Di ibu kota giok istana leluhur, aula pembakaran dupa tertanam di pohon dao. Buah dao dari pohon itu tergantung di pintu masuk aula. Buah dao dan segel aula pembakaran dupa yang tersisa masih bertabrakan. Mereka berdua berusaha saling menghancurkan!
Pada saat ini, sesuatu menggeliat di bawah tumpukan batu bata dan ubin yang pecah. Setelah beberapa saat, Wei Suifeng dan Shujun yang berkepala besar naik dari reruntuhan dan membersihkan diri.
Shujun melihat sekeliling dan melihat bahwa banyak bangunan telah runtuh di ibu kota giok istana leluhur. Dia tidak bisa menahan diri untuk bergumam, “Jadi Guru Surgawi Mu berasal dari sekte terkenal. Kemampuannya untuk menghancurkan segala sesuatu di mana pun dia pergi masih tidak sebaik milikmu…”
Wei Suifeng berkata dengan acuh tak acuh, “Tentu saja. Aku telah menghancurkan bangunan sejak zaman Han Lama hingga sekarang. Sebenarnya, reputasiku tidak pantas?”
Keduanya saling memandang dan tertawa terbahak-bahak.
Di tengah tawa, Shu Jun melihat sekeliling dan senyum di wajahnya perlahan membeku. Bahkan tawanya pun semakin pelan. Akhirnya, tidak terdengar lagi.
Mereka melihat sungai besar kekacauan purba muncul di depan mereka. Sungai itu dipenuhi energi kekacauan purba. Sungai itu sangat luas dan perkasa, dan tidak ada yang tahu ke mana arahnya.
Wei Suifeng tertawa dan berkata, “Kali ini, apakah kau tidak takut bahwa Yang Mulia Surgawi Kesepuluh tidak akan memasuki istana pembakar dupa dan menyingkirkan orang suci asli Istana Miluo itu! Shujun, sudah waktunya kita pergi… Shujun?”
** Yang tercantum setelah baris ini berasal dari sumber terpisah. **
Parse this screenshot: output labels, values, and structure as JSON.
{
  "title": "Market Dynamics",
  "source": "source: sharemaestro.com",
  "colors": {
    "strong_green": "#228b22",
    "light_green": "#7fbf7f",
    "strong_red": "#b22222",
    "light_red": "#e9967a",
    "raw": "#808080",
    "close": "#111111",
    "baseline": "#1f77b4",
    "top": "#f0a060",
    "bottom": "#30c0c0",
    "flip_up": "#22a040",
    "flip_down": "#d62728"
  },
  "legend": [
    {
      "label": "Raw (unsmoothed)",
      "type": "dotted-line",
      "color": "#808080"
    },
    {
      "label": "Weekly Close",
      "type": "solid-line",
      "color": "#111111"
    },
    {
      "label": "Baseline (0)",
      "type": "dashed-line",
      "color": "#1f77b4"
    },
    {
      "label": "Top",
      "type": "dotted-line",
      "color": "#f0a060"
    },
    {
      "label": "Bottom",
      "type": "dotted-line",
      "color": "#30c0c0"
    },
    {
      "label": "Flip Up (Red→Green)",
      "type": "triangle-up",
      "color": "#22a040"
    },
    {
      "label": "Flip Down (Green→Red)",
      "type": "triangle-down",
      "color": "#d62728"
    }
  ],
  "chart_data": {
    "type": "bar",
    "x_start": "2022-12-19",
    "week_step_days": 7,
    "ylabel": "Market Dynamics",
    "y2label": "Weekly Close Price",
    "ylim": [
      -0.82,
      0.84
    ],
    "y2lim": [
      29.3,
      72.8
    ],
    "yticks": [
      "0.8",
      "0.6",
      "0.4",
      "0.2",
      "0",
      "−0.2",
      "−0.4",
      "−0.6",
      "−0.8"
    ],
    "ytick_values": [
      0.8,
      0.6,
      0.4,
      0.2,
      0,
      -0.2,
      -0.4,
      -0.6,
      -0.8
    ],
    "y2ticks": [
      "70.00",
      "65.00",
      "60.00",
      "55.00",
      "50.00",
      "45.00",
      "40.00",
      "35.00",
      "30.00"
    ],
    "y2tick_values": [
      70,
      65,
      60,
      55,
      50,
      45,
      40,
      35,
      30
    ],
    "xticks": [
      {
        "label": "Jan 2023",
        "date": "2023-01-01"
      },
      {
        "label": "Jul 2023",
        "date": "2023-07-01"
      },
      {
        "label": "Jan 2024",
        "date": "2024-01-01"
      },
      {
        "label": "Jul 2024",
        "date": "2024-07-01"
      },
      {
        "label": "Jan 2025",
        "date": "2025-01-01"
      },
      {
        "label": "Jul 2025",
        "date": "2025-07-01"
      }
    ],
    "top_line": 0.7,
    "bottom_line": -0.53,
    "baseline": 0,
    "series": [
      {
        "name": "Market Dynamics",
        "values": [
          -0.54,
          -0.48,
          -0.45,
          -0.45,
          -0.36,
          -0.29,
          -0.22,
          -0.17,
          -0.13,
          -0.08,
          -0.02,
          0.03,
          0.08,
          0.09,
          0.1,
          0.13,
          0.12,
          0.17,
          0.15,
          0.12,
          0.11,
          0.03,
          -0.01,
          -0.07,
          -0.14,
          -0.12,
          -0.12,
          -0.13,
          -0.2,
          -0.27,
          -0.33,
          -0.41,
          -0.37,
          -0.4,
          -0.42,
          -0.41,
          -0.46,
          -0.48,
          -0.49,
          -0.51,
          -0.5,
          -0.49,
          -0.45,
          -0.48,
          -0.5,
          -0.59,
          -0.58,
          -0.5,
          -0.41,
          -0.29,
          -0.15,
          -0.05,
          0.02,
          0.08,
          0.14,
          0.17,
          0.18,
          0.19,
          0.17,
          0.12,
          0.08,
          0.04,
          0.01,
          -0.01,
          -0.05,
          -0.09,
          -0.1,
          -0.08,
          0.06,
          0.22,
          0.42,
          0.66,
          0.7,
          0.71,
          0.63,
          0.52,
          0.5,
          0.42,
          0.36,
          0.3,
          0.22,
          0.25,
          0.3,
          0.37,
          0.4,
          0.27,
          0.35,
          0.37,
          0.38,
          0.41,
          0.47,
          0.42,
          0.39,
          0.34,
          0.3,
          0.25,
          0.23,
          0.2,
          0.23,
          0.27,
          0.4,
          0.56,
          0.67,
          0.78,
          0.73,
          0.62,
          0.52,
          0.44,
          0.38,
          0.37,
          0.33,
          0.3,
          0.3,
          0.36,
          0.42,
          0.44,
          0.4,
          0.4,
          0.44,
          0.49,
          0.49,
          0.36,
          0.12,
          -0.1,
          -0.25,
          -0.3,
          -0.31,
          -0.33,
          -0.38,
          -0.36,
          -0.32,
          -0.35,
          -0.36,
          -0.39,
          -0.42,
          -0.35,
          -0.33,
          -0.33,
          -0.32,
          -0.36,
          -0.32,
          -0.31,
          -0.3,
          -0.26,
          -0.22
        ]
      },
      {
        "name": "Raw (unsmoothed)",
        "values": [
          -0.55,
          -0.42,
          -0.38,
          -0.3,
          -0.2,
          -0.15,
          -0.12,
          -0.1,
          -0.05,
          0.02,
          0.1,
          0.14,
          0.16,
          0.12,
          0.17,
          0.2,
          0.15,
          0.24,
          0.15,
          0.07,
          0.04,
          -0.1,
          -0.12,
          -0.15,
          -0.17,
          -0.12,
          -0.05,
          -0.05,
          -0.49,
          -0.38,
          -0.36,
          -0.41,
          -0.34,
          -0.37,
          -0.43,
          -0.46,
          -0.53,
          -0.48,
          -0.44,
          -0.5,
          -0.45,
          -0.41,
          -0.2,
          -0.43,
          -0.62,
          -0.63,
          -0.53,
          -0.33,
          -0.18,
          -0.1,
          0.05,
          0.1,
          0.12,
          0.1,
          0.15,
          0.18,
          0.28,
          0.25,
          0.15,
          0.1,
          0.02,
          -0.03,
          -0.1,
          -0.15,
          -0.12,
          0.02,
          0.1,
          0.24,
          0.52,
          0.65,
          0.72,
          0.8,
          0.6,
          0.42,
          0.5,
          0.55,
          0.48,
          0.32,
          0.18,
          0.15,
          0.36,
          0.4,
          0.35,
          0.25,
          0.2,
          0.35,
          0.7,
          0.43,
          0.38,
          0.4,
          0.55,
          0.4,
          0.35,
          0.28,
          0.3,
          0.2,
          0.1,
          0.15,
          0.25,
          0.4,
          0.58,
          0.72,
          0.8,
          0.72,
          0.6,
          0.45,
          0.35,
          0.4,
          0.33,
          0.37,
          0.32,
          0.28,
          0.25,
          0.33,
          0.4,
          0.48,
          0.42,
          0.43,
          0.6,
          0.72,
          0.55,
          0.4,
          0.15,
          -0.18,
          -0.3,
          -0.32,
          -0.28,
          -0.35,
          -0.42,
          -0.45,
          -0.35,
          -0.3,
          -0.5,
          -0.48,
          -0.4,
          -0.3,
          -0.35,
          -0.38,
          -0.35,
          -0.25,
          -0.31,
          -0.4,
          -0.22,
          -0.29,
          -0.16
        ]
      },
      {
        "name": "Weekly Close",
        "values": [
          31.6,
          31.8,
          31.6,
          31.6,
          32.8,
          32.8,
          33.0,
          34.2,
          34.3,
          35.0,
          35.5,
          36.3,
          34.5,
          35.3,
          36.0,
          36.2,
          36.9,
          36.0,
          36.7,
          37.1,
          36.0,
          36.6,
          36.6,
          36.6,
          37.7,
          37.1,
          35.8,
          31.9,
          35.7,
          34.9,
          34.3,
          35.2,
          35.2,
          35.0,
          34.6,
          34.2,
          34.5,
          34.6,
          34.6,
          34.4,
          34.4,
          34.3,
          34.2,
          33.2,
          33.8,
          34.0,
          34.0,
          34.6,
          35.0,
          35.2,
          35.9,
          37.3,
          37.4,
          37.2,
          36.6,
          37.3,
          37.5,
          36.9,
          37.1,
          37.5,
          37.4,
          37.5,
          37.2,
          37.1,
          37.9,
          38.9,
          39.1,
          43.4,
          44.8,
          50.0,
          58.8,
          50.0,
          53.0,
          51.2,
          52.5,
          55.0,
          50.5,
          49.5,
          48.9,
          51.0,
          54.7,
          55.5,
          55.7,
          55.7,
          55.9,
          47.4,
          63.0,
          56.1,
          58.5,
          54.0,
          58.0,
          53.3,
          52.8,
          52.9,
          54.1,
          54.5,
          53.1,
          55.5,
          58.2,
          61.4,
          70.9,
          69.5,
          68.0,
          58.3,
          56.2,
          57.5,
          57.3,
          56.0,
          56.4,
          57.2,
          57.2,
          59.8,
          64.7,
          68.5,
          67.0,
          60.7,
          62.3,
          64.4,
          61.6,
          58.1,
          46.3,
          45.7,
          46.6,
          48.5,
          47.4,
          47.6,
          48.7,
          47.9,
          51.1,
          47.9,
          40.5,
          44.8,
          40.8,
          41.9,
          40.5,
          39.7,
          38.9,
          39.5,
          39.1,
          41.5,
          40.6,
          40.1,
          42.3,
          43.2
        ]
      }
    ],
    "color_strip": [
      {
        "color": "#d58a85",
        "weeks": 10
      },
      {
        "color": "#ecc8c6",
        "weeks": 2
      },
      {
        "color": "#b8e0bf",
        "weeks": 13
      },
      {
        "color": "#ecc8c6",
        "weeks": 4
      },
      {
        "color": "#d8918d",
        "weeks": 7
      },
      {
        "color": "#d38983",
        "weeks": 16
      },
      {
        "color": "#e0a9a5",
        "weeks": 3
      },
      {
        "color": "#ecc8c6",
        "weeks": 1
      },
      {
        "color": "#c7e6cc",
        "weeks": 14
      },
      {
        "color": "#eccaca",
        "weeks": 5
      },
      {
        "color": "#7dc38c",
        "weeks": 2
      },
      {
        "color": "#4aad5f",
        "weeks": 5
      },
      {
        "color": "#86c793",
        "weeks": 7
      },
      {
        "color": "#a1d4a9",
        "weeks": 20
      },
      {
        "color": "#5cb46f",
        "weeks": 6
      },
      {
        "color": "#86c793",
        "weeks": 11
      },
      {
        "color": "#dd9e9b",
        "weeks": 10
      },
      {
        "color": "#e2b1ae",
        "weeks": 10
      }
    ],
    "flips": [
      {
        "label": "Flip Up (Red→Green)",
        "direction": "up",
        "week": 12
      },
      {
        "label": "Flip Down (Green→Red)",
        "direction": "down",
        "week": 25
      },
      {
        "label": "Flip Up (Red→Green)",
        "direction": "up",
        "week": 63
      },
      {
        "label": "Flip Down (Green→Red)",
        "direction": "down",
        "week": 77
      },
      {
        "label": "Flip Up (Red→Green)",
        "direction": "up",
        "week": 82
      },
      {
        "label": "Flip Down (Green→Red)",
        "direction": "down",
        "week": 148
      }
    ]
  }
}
Dia mengamati wajah Shujun dan menunjukkan tatapan curiga. “Kau tidak mungkin tersesat, kan?”
Shujun terbangun, dia tertawa dan berkata, “Bagaimana mungkin aku tersesat? Hahahaha, aku adalah salah satu dari tiga raja dewa agung di zaman dahulu kala. Bagaimana mungkin aku tersesat… Hanya saja aku belum pernah ke sini sebelumnya. “Tuan Wei, apakah peta geografis Anda benar-benar berfungsi? “Apakah seseorang benar-benar akan datang dan menyelamatkan kita?”